The typeface had previously been lost to history, by all accounts—according to Ross, by the mid ’40s, Lautsprecher was nowhere to be found in Ludwig & Mayer’s catalog. He says he can’t say for certain why, “but thanks to some research done by type historians Florian Hardwig and Dan Reynolds, we have some ideas.” Ludwig & Mayer’s Frankfurt home was destroyed in 1943 during World War II, meaning the company had to start up again from scratch, and it’s possible that the typeface’s original matrices went with it. “It’s also plausible that Lautsprecher’s distinctive design didn’t fit in with German postwar sensibilities,” says Ross. “Either way, Jakob Erbar’s death in 1935 meant that he wasn’t around to advocate for its re-creation or re-release after the war.”

Erbar-Grotesk Kursiv Fett compared with Lautsprecher (Image courtesy of Letterform Archive)

Ross’s version is pretty close to the original, with a few gentle modifications. “My goal was to be respectful of the original but also to give myself the freedom to subtly transform the design into something more usable in contemporary contexts,” says the designer. His changes include making the stroke thickness a bit more even and tightening the spacing in a bid to make the design work in larger sizes. He also added alternate forms of the O, Q, and & shapes “with more of a cursive flavor, as well as an alternate G that I thought might be a little less jarring for contemporary eyes.” 

Why’s it called Lautsprecher DJR? Well, because it’s a revival of Lautsprecher, created by David Jonathan Ross (DJR). “When Letterform Archive started fundraising for their move to a new home, this revival seemed like a perfect opportunity to highlight the relevance of their collection,” he says. For a limited time, he’s giving away a copy of Lautsprecher DJR and a yearlong Font of the Month Club subscription to anyone who donates $250 or more toward their new space.
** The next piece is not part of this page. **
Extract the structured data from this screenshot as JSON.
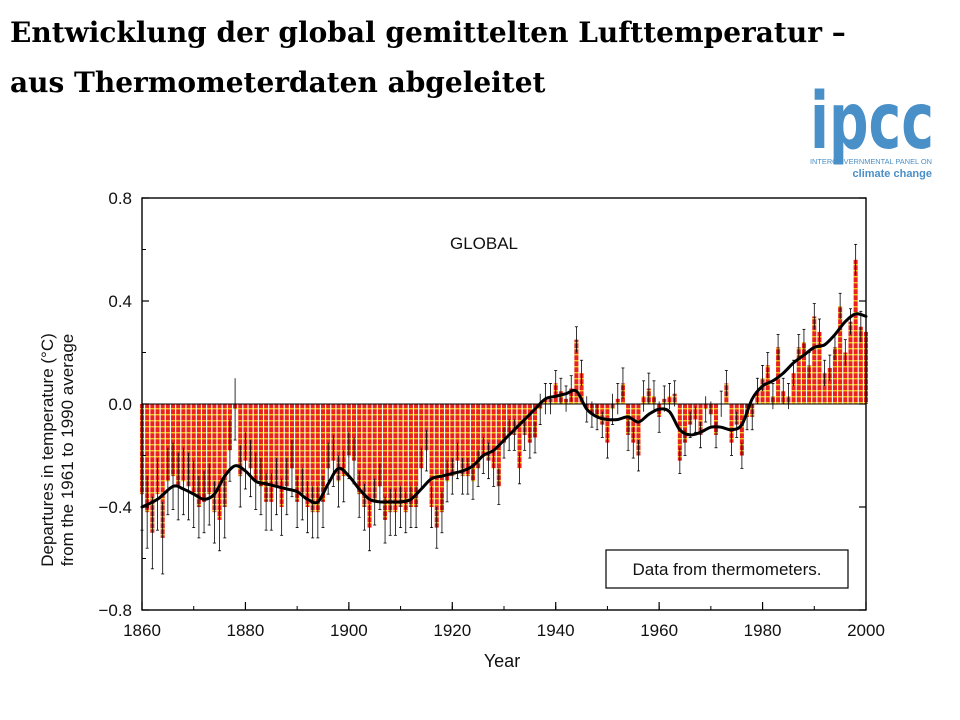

What are its distinguishing characteristics? Mostly the fact that it’s a “hodgepodge of so many different genres,” as Ross puts it. In uppercase, the typeface seems to be a cursive script, while its lowercase has the structure of a geometric sans serif font. “But there are also tiny little serifs all over the place, and even some hints of Blackletter (the diamond terminal on the r, for example),” says Ross.

The original Lautsprecher also bore numerous other interesting details such as a subtle bottom heaviness, which adds an organic quality to the otherwise-geometric structure,” says Ross. It was cool to see how Erbar dealt with the constraint of the metal block, chopping off letters like S so that they do not hang over the following letter. And yeah, that diamond on the lowercase r. I love that lowercase r.”

The typeface becomes all the more intriguing when compared to Erbar’s earlier design, Erbar-Grotesk, one of the earliest geometric sans-serifs. “In many ways Lautsprecher is an oddball, cursive-infused cousin to Erbar-Grotesk’s Bold Italic,” says Ross. “Lautsprecher may not be the greatest typeface of all time, but it is just too damn charming to ignore.”

Lautsprecher DJR by David Jonathan Ross

What other typefaces could it be paired with? As a headline typeface, Ross recommends a contemporary take on Erbar-Grotesk, such as Dunbar or dT Jakob. He also sees the contrast of Lautsprecher’s roundness as working well with a typeface such as Messer, which shares a link to German design from the ’20s and ’30s.